Abortion in the later stages of pregnancy is the clinical manifestation of PRRS virus infection that causes most concern to farmers. Although aborted material is sent to the lab in an attempt to detect the virus, the result is often frustrating.
Even though much research has been done, the pathogenesis of intrauterine PRRS virus infection remains largely unknown. Results from recent studies and judicious observation of the aborted material, however, can help to increase the success rate in detecting the PRRSV in the laboratory.
Determining the cause of late abortions in sows is a challenge, as they may be infectious or not depending largely on herd management, the overall health status, the region where the farm is located, the specific prevention measures against abortogenic pathogens, etc. Pregnancy itself is a risk status for the sow; if they are subjected to sudden changes in the environment, abortion can occur spontaneously. If the herd management and housing conditions are adequate, outbreaks of late abortions are usually attributed to an acute PRRS virus infection. In these cases the sample used to confirm the presence of the virus in the laboratory is the aborted material, usually accomplished by the polymerase chain reaction assay (PCR).
Although this is the standard procedure for PRRS virus identification in clinical material coming from abortion, a high proportion of PCR-negative results are the most common outcome from the diagnostic laboratory, as was reported in a large-scale study in Germany. The German3 researchers analyzed not only fetuses, but also samples collected from the affected sows. However, infection with the PRRS virus was confirmed in only 8.6% of the samples. These results contrast sharply with those reported from a similar field investigation of late-term abortions in sows in Thailand4, with up to 65.6% of the samples being PCR-positive. Taking into consideration the differences in the development of the pig industry in the two countries, in particular the difference in the rate of vaccination against PRRS, which is much higher in Germany, it seems plausible that the characteristics of the farm and overall health management greatly influence the success of PRRS virus detection in this kind of sample.
The selection of samples to confirm the presence of the PRRS virus in cases of abortion may also influence the outcome of the PCR, as can be deduced from the accumulated scientific evidence on the distribution of the PRRS virus in maternal and fetal tissues in cases of transplacental infection.
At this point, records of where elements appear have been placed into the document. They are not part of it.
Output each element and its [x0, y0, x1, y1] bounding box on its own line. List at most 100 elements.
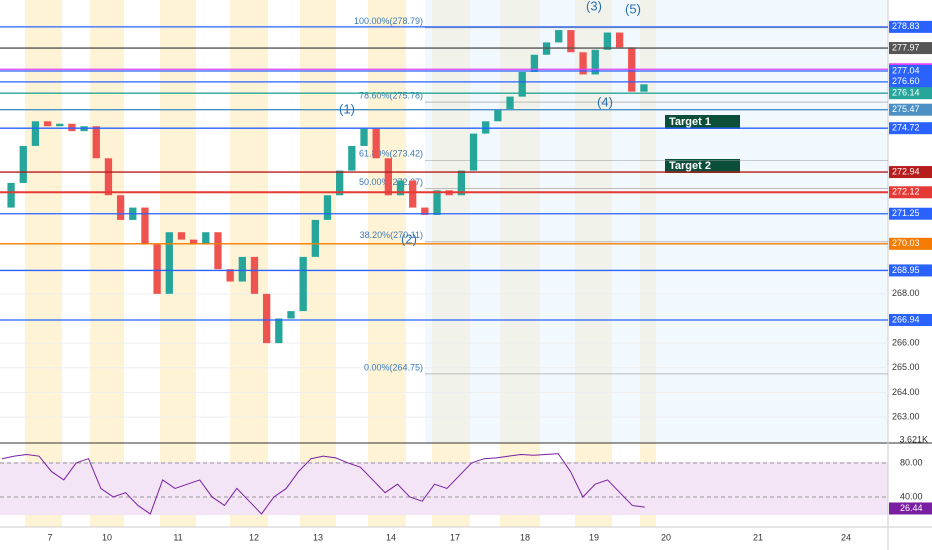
target-label: Target 1 — [669, 116, 711, 128]
candle — [579, 52, 587, 75]
level-tag — [889, 64, 932, 77]
candle — [530, 54, 539, 72]
candle — [384, 158, 392, 196]
candle — [433, 190, 441, 215]
level-label: 275.47 — [892, 104, 920, 114]
x-tick-label: 10 — [102, 532, 112, 542]
level-label: 278.83 — [892, 21, 920, 31]
level-label: 277.97 — [892, 42, 920, 52]
candle — [506, 96, 514, 109]
level-tag — [889, 207, 932, 220]
stripe — [230, 0, 268, 527]
candle — [396, 180, 405, 196]
target-box — [665, 115, 740, 129]
stripe — [368, 0, 406, 527]
candle — [43, 121, 52, 127]
wave-label: (2) — [401, 231, 417, 246]
rsi-tag — [889, 502, 932, 515]
candle — [457, 170, 466, 196]
rsi-tick-label: 40.00 — [900, 491, 923, 501]
candle — [165, 232, 173, 294]
stripe — [25, 0, 62, 527]
level-tag — [889, 166, 932, 179]
candle — [238, 256, 246, 282]
candle — [92, 126, 100, 159]
candle — [177, 232, 186, 240]
x-tick-label: 21 — [753, 532, 763, 542]
level-label: 270.03 — [892, 238, 920, 248]
candle — [311, 219, 319, 257]
level-label: 276.14 — [892, 88, 920, 98]
candle — [372, 128, 380, 159]
level-tag — [889, 264, 932, 277]
candle — [409, 180, 417, 208]
candle — [482, 121, 490, 134]
candle — [469, 133, 478, 171]
fib-label: 61.80%(273.42) — [359, 149, 423, 159]
level-tag — [889, 87, 932, 100]
wave-label: (3) — [586, 0, 602, 13]
candle — [336, 170, 344, 196]
candle — [615, 32, 624, 48]
candle — [31, 121, 40, 146]
level-tag — [889, 42, 932, 55]
y-tick-label: 263.00 — [892, 411, 920, 421]
wave-label: (5) — [625, 1, 641, 16]
y-tick-label: 268.00 — [892, 288, 920, 298]
level-tag — [889, 20, 932, 33]
candle — [141, 207, 149, 245]
candle — [287, 311, 295, 319]
candle — [603, 32, 612, 50]
target-box — [665, 159, 740, 173]
candle — [214, 232, 222, 270]
candle — [494, 108, 502, 122]
x-tick-label: 19 — [589, 532, 599, 542]
x-tick-label: 11 — [173, 532, 182, 542]
y-tick-label: 266.00 — [892, 338, 920, 348]
candle — [591, 49, 599, 75]
y-tick-label: 264.00 — [892, 387, 920, 397]
candle — [189, 239, 198, 245]
level-label: 272.12 — [892, 187, 920, 197]
level-label: 274.72 — [892, 123, 920, 133]
candle — [104, 158, 113, 196]
candle — [360, 128, 368, 146]
target-label: Target 2 — [669, 160, 711, 172]
fib-label: 78.60%(275.78) — [359, 90, 423, 100]
level-label: 277.04 — [892, 65, 920, 75]
fib-label: 0.00%(264.75) — [364, 362, 423, 372]
candle — [275, 318, 283, 344]
level-tag — [889, 103, 932, 116]
fib-label: 100.00%(278.79) — [354, 16, 423, 26]
rsi-tick-label: 80.00 — [900, 457, 923, 467]
level-tag — [889, 122, 932, 135]
x-tick-label: 14 — [386, 532, 396, 542]
candle — [226, 269, 234, 282]
candle — [348, 145, 356, 171]
wave-label: (1) — [339, 101, 355, 116]
x-tick-label: 18 — [520, 532, 530, 542]
volume-label: 3.621K — [899, 434, 928, 444]
candle — [56, 123, 64, 127]
stripe — [90, 0, 124, 527]
candle — [7, 182, 15, 208]
wave-label: (4) — [597, 94, 613, 109]
candle — [19, 145, 27, 183]
x-tick-label: 20 — [661, 532, 671, 542]
rsi-last-label: 26.44 — [900, 503, 923, 513]
level-label: 272.94 — [892, 166, 920, 176]
candle — [555, 30, 563, 43]
candle — [299, 256, 307, 312]
rsi-band — [0, 462, 888, 515]
candle — [567, 30, 575, 53]
candle — [153, 244, 161, 294]
level-tag — [889, 186, 932, 199]
level-label: 266.94 — [892, 314, 920, 324]
x-tick-label: 13 — [313, 532, 323, 542]
x-tick-label: 24 — [841, 532, 851, 542]
level-tag — [889, 313, 932, 326]
candle — [116, 195, 125, 220]
candle — [518, 71, 526, 97]
candle — [68, 123, 76, 132]
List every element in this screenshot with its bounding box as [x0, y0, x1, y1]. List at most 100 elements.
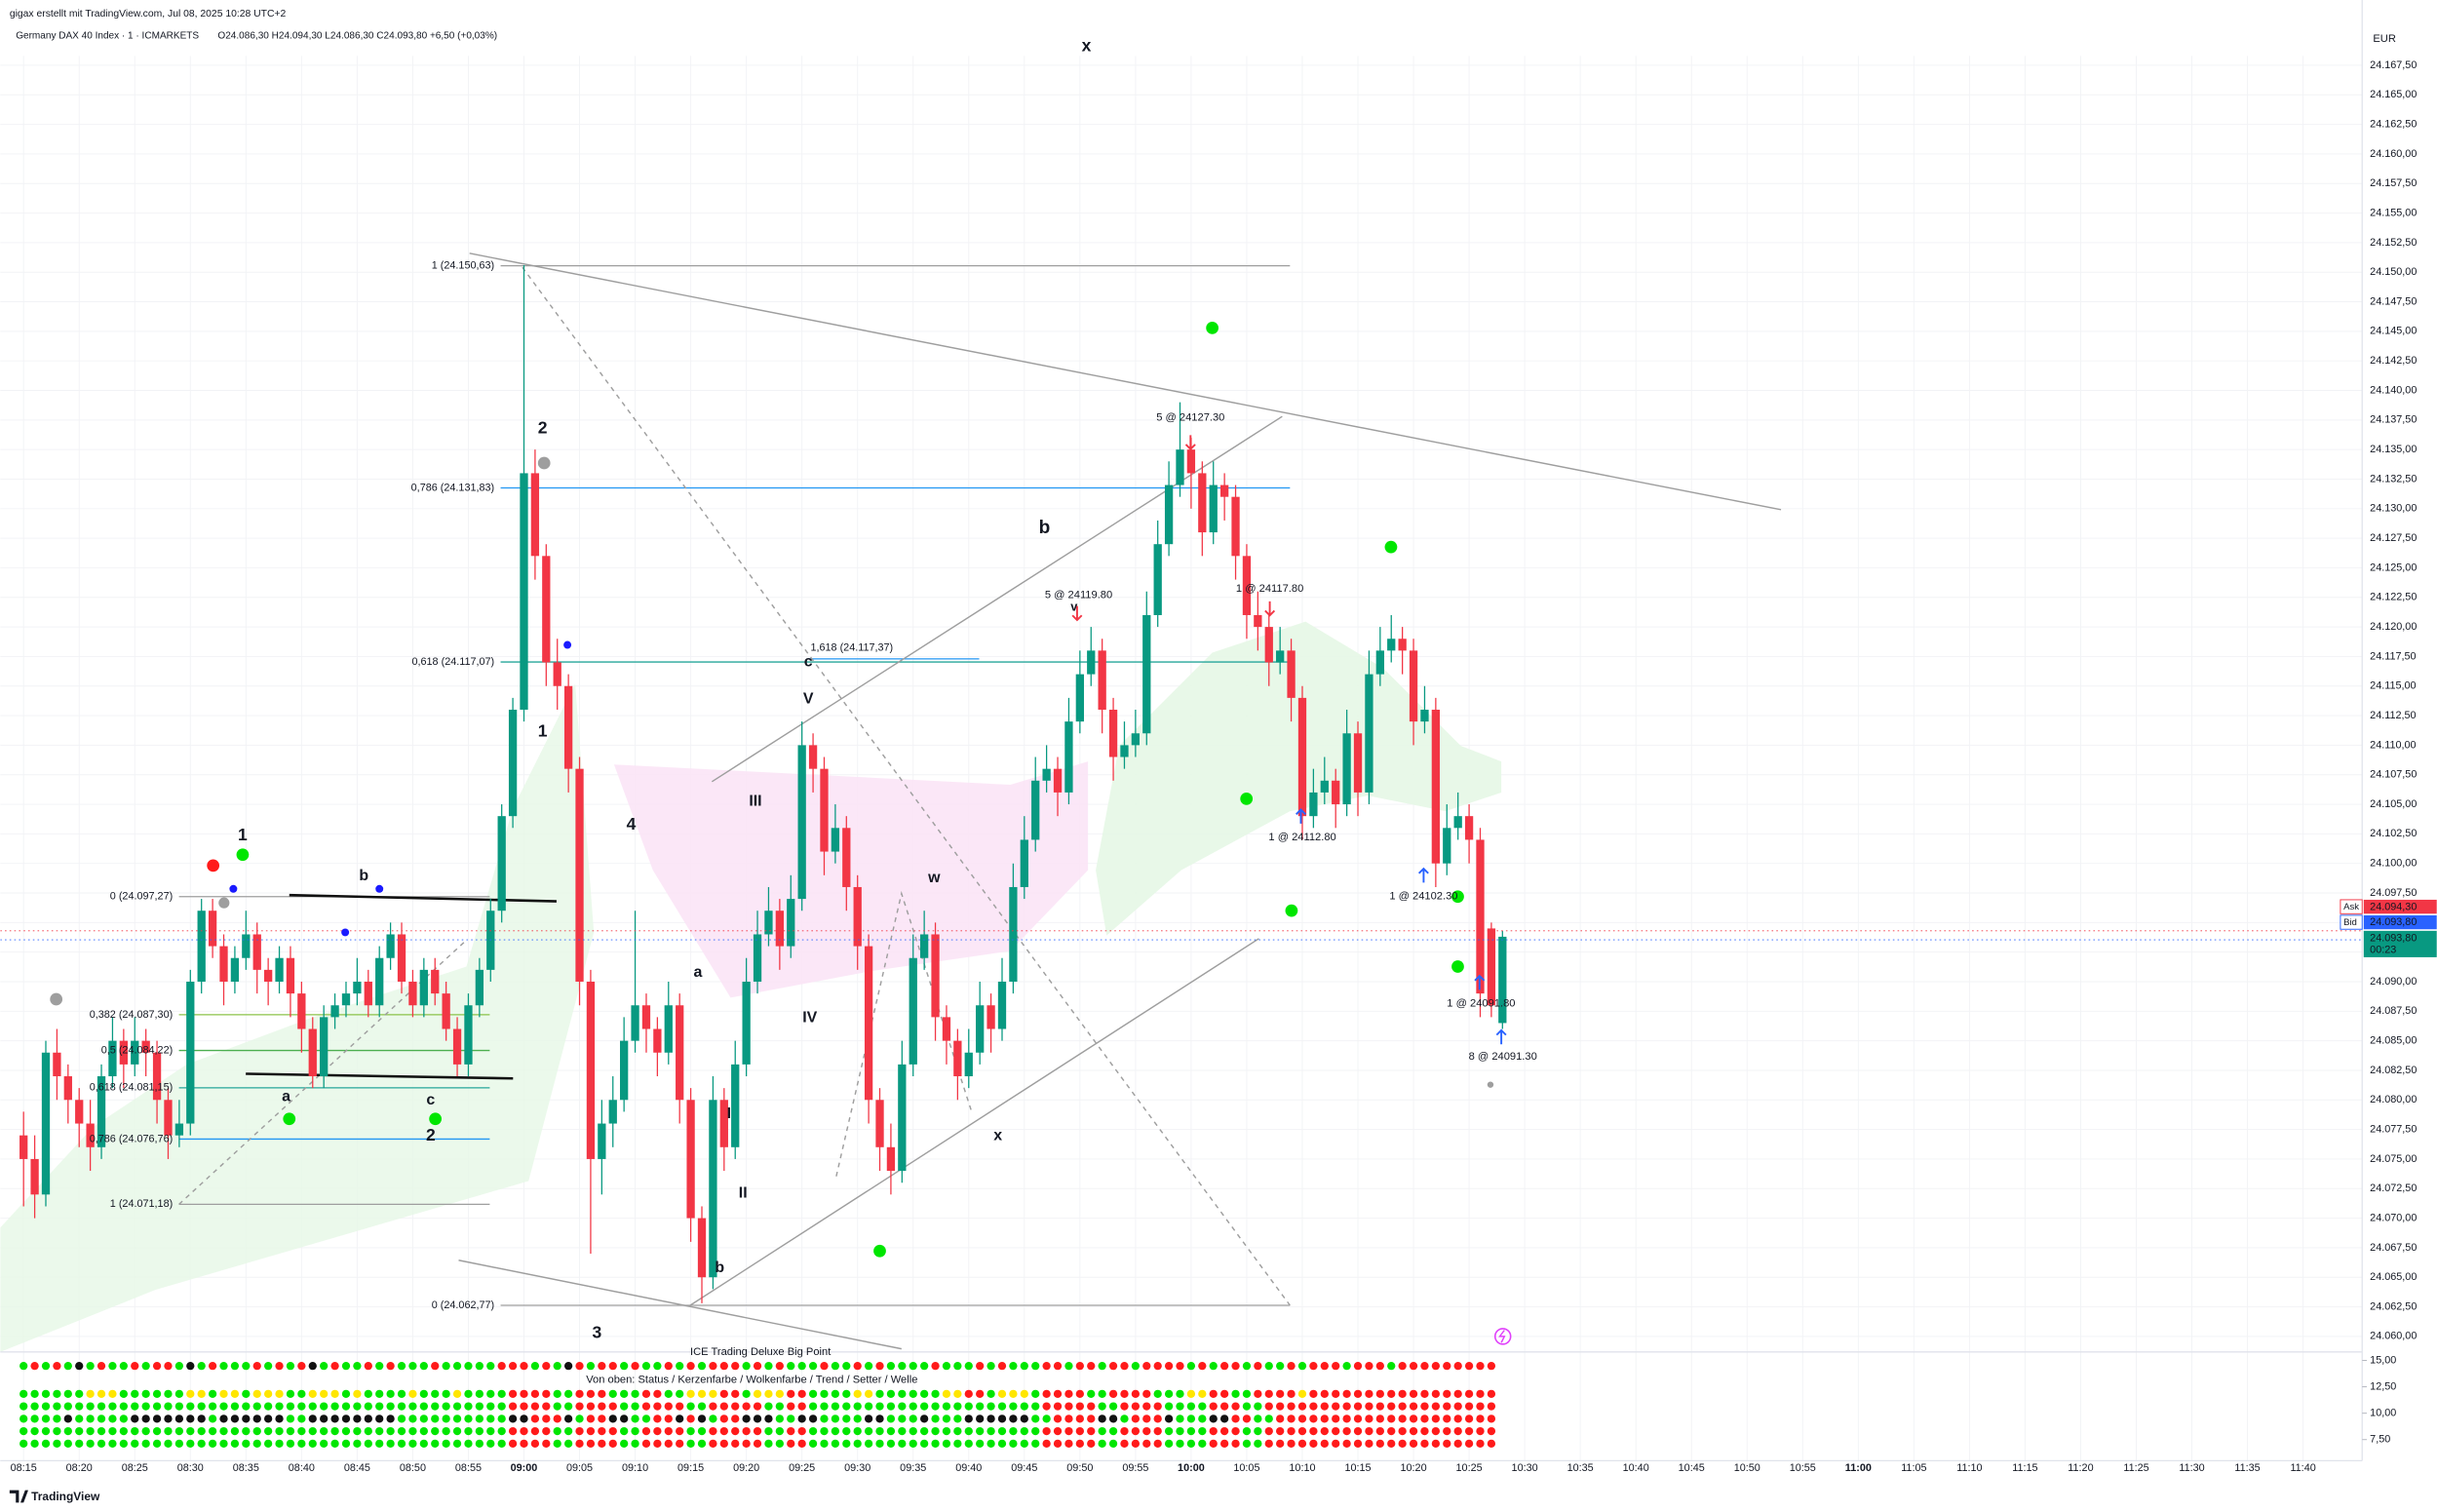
- candle-body: [575, 768, 584, 982]
- status-dot: [942, 1415, 951, 1423]
- candle-body: [1042, 768, 1051, 781]
- status-dot: [575, 1402, 584, 1411]
- status-dot: [53, 1426, 61, 1436]
- status-dot: [1453, 1362, 1462, 1371]
- candle-body: [386, 934, 395, 958]
- signal-dot: [1451, 890, 1464, 904]
- status-dot: [41, 1402, 51, 1411]
- status-dot: [1365, 1389, 1373, 1398]
- status-dot: [1320, 1389, 1329, 1398]
- status-dot: [19, 1402, 28, 1411]
- status-dot: [742, 1439, 751, 1449]
- status-dot: [97, 1362, 106, 1371]
- status-dot: [1353, 1426, 1363, 1436]
- status-dot: [230, 1415, 240, 1423]
- candle-body: [330, 1005, 339, 1018]
- status-dot: [719, 1415, 728, 1423]
- candle-body: [197, 911, 206, 982]
- candle-body: [41, 1052, 51, 1195]
- x-tick-label: 09:55: [1122, 1462, 1148, 1474]
- status-dot: [1176, 1426, 1184, 1436]
- status-dot: [1042, 1389, 1051, 1398]
- status-dot: [1042, 1402, 1051, 1411]
- status-dot: [709, 1389, 717, 1398]
- status-dot: [1164, 1362, 1174, 1371]
- status-dot: [620, 1415, 629, 1423]
- status-dot: [1087, 1426, 1096, 1436]
- candle-body: [731, 1064, 740, 1147]
- status-dot: [553, 1362, 561, 1371]
- status-dot: [1131, 1362, 1141, 1371]
- status-dot: [53, 1415, 61, 1423]
- y-tick-label: 24.135,00: [2370, 444, 2417, 455]
- status-dot: [108, 1415, 117, 1423]
- status-dot: [764, 1389, 773, 1398]
- status-dot: [1375, 1439, 1384, 1449]
- status-dot: [1287, 1439, 1296, 1449]
- status-dot: [853, 1362, 862, 1371]
- status-dot: [1453, 1426, 1462, 1436]
- annotation: 2: [538, 418, 548, 438]
- status-dot: [508, 1415, 518, 1423]
- signal-dot: [236, 848, 250, 862]
- status-dot: [787, 1389, 795, 1398]
- status-dot: [664, 1362, 673, 1371]
- status-dot: [164, 1362, 173, 1371]
- status-dot: [1254, 1426, 1262, 1436]
- status-dot: [1242, 1426, 1252, 1436]
- status-dot: [1309, 1439, 1318, 1449]
- x-tick-label: 10:00: [1178, 1462, 1205, 1474]
- status-dot: [386, 1426, 395, 1436]
- candle-body: [119, 1040, 128, 1065]
- status-dot: [208, 1426, 217, 1436]
- status-dot: [1476, 1426, 1485, 1436]
- status-dot: [1198, 1402, 1207, 1411]
- candle-body: [631, 1005, 639, 1041]
- candle-body: [1453, 816, 1462, 829]
- status-dot: [186, 1426, 195, 1436]
- candle-body: [753, 934, 762, 982]
- status-dot: [364, 1362, 372, 1371]
- status-dot: [30, 1402, 39, 1411]
- status-dot: [353, 1389, 362, 1398]
- status-dot: [920, 1426, 929, 1436]
- trendline: [469, 252, 1782, 511]
- status-dot: [1009, 1415, 1018, 1423]
- status-dot: [141, 1439, 150, 1449]
- status-dot: [174, 1426, 184, 1436]
- status-dot: [1176, 1402, 1184, 1411]
- status-dot: [686, 1402, 695, 1411]
- status-dot: [787, 1426, 795, 1436]
- status-dot: [1087, 1402, 1096, 1411]
- y-tick-label: 24.112,50: [2370, 710, 2416, 721]
- y-tick-label: 24.157,50: [2370, 177, 2417, 189]
- status-dot: [486, 1362, 495, 1371]
- status-dot: [297, 1415, 306, 1423]
- status-dot: [1443, 1402, 1451, 1411]
- status-dot: [598, 1402, 606, 1411]
- status-dot: [452, 1389, 462, 1398]
- status-dot: [97, 1439, 106, 1449]
- annotation: x: [1082, 35, 1092, 55]
- candle-body: [620, 1040, 629, 1101]
- candle-body: [1431, 710, 1441, 864]
- status-dot: [419, 1362, 428, 1371]
- status-dot: [431, 1439, 440, 1449]
- status-dot: [1320, 1362, 1329, 1371]
- status-dot: [230, 1402, 240, 1411]
- candle-body: [1409, 650, 1418, 722]
- status-dot: [719, 1389, 728, 1398]
- annotation: I: [727, 1105, 731, 1122]
- annotation: a: [694, 964, 703, 981]
- status-dot: [676, 1402, 684, 1411]
- status-dot: [653, 1415, 662, 1423]
- annotation: 1 (24.071,18): [110, 1198, 173, 1210]
- status-dot: [864, 1415, 873, 1423]
- candle-body: [1276, 650, 1285, 663]
- status-dot: [775, 1402, 785, 1411]
- status-dot: [631, 1426, 639, 1436]
- quote-tag: [2340, 914, 2363, 930]
- annotation: 0,618 (24.117,07): [411, 656, 494, 668]
- status-dot: [853, 1402, 862, 1411]
- status-dot: [1031, 1362, 1040, 1371]
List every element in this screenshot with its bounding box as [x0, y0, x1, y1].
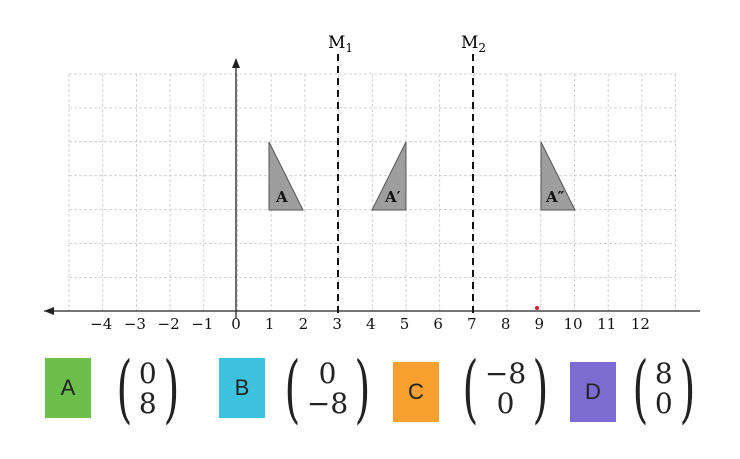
- mirror-label-m1: M1: [328, 33, 353, 55]
- option-b-vector: ( 0 −8 ): [278, 352, 377, 426]
- x-tick-label: 5: [400, 315, 410, 333]
- triangle-a-prime-label: A′: [384, 188, 401, 206]
- triangle-a-double-prime: A″: [540, 141, 576, 211]
- grid: [68, 73, 676, 312]
- x-tick-label: 0: [231, 315, 241, 333]
- option-b-label: B: [234, 375, 250, 400]
- right-paren: ): [163, 346, 180, 432]
- option-d-label: D: [585, 379, 601, 404]
- triangle-a-label: A: [275, 188, 288, 206]
- x-tick-label: 7: [467, 315, 477, 333]
- option-b-button[interactable]: B: [219, 358, 265, 418]
- x-tick-label: 1: [265, 315, 275, 333]
- triangle-a-prime: A′: [371, 141, 407, 211]
- x-tick-label: −3: [124, 315, 146, 333]
- option-a-button[interactable]: A: [45, 358, 91, 418]
- vector-bottom: −8: [306, 387, 349, 420]
- x-tick-label: −4: [90, 315, 112, 333]
- y-axis-arrow-up: [232, 58, 240, 68]
- x-tick-label: 4: [366, 315, 376, 333]
- x-tick-label: 11: [597, 315, 616, 333]
- y-axis: [232, 58, 240, 318]
- right-paren: ): [532, 346, 549, 432]
- left-paren: (: [632, 346, 649, 432]
- vector-bottom: 0: [654, 387, 673, 420]
- x-tick-label: 10: [563, 315, 582, 333]
- x-axis: [44, 307, 700, 315]
- left-paren: (: [116, 346, 133, 432]
- vector-top: 8: [654, 357, 673, 390]
- option-c-label: C: [408, 379, 424, 404]
- mirror-line-m2: M2: [461, 33, 486, 318]
- x-tick-label: −1: [191, 315, 213, 333]
- option-c-button[interactable]: C: [393, 362, 439, 422]
- x-tick-label: 9: [535, 315, 545, 333]
- x-tick-label: 12: [631, 315, 650, 333]
- left-paren: (: [284, 346, 301, 432]
- red-point: [535, 306, 539, 310]
- option-c-vector: ( −8 0 ): [456, 352, 555, 426]
- triangle-a-double-prime-label: A″: [545, 188, 565, 206]
- mirror-label-m2: M2: [461, 33, 486, 55]
- mirror-line-m1: M1: [328, 33, 353, 318]
- x-axis-arrow-left: [44, 307, 54, 315]
- triangle-a: A: [268, 141, 304, 211]
- vector-top: 0: [318, 357, 337, 390]
- x-tick-label: 8: [501, 315, 511, 333]
- x-tick-label: 2: [299, 315, 309, 333]
- vector-bottom: 0: [496, 387, 515, 420]
- x-tick-label: 3: [332, 315, 342, 333]
- vector-top: −8: [484, 357, 527, 390]
- x-tick-labels: −4 −3 −2 −1 0 1 2 3 4 5 6 7 8 9 10 11 12: [90, 315, 650, 333]
- option-d-button[interactable]: D: [570, 362, 616, 422]
- right-paren: ): [679, 346, 696, 432]
- x-tick-label: 6: [433, 315, 443, 333]
- left-paren: (: [462, 346, 479, 432]
- option-a-label: A: [60, 375, 76, 400]
- right-paren: ): [354, 346, 371, 432]
- vector-top: 0: [138, 357, 157, 390]
- x-tick-label: −2: [158, 315, 180, 333]
- vector-bottom: 8: [138, 387, 157, 420]
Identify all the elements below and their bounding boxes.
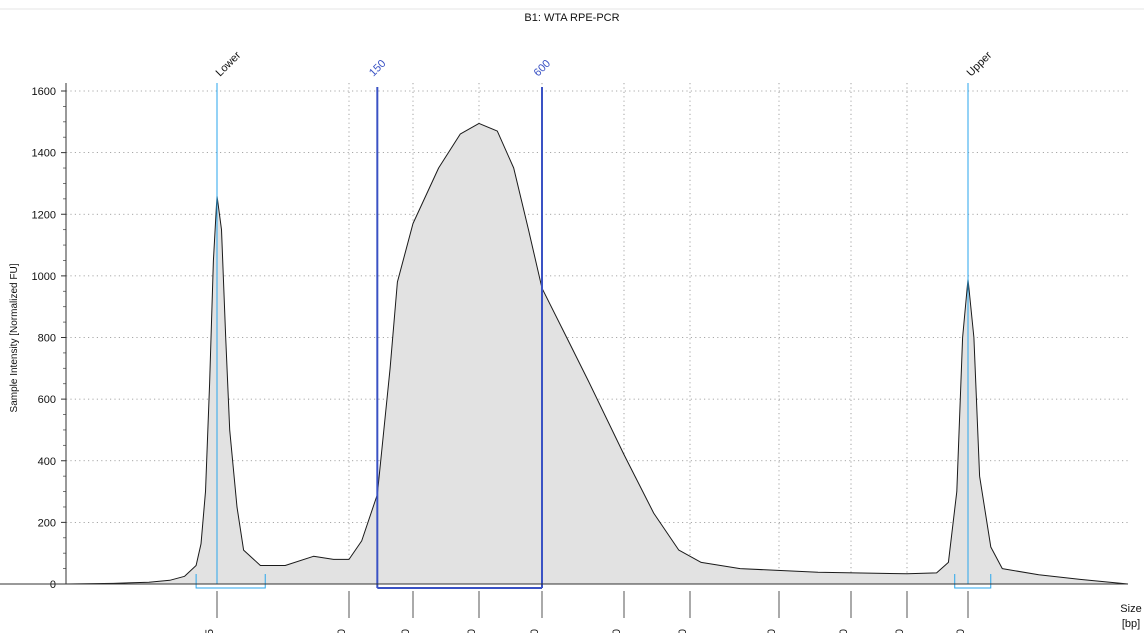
y-axis-label: Sample Intensity [Normalized FU] <box>9 263 20 412</box>
y-tick-label: 1200 <box>32 209 56 221</box>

A recent study1 suggests that meconium-stained fetuses, along with those decomposed but not autolytic, are the best samples for detection of the PRRS virus in the thymus, lungs and serum of fetuses using PCR. The results further indicate that fetuses in advanced autolysis and those of normal appearance are usually negative in the PCR, and therefore should not be used for diagnosis. Meconium staining was the most consistent gross abnormality observed in fetuses infected with the PRRS virus in another study2, suggesting that this is a reliable indicator of intrauterine infection.
Because aborted fetuses are by definition autolytic samples, since death occurs hours or days before they are delivered, it is likely that the autolysis has a negative impact on the PCR as a consequence of viral RNA degradation. However, there is little information about the stability of RNA virus in samples of pig origin in advanced autolysis. A recent study5 revealed an average half-life of viral RNA in pig tissues stored at room temperature for up to 21 days, ranging from 0.95 to 2.55 days. This indicates that there is a very short timeframe between detection of abortion on the farm, and sample submission for PCR analysis in the laboratory.
All in all, demonstration of PRRS virus infection in late-term aborted fetuses can be improved by sampling both meconium-stained and decomposed (non-autolytic) fetuses, umbilical cord and placenta on the farm. Sampling should be performed as soon as the abortion occurs, and should be delivered under refrigeration by express transport, when possible.
1. Ladinig A., et al., 2014. Variation in Fetal Outcome, Viral Load and ORF5 Sequence Mutations in a Large Scale Study of Phenotypic Responses to Late Gestation Exposure to Type 2 Porcine Reproductive and Respiratory Syndrome Virus. PLoS ONE, 9(4), e96104.
2. Lager K. M. and Halbur P.G., 1998. Gross and microscopic lesions in porcine fetuses infected with porcine reproductive and respiratory syndrome virus. J Vet Diagn Invest. 8(3):275-82.
3.Nathues H., et al., 2011. Infectious agent detection in reproductive disorders in swine herds. Retrospective evaluation of diagnostic laboratory examinations. Tierarztl Prax Ausg G Grosstiere Nutztiere. 39(3):155-61.
4.Olanratmanee E., et al., 2015. Prevalence of porcine reproductive and respiratory syndrome virus detection in aborted fetuses, mummified fetuses and stillborn piglets using quantitative polymerase chain reaction. J. Vet. Med. Sci. 77(9): 1071–1077.
5. Weesendorp, et al., 2008. The effect of tissue degradation on detection of infectious virus and viralRNAto diagnose classical swine fever virus, Vet Microbiol. 2009.09.028.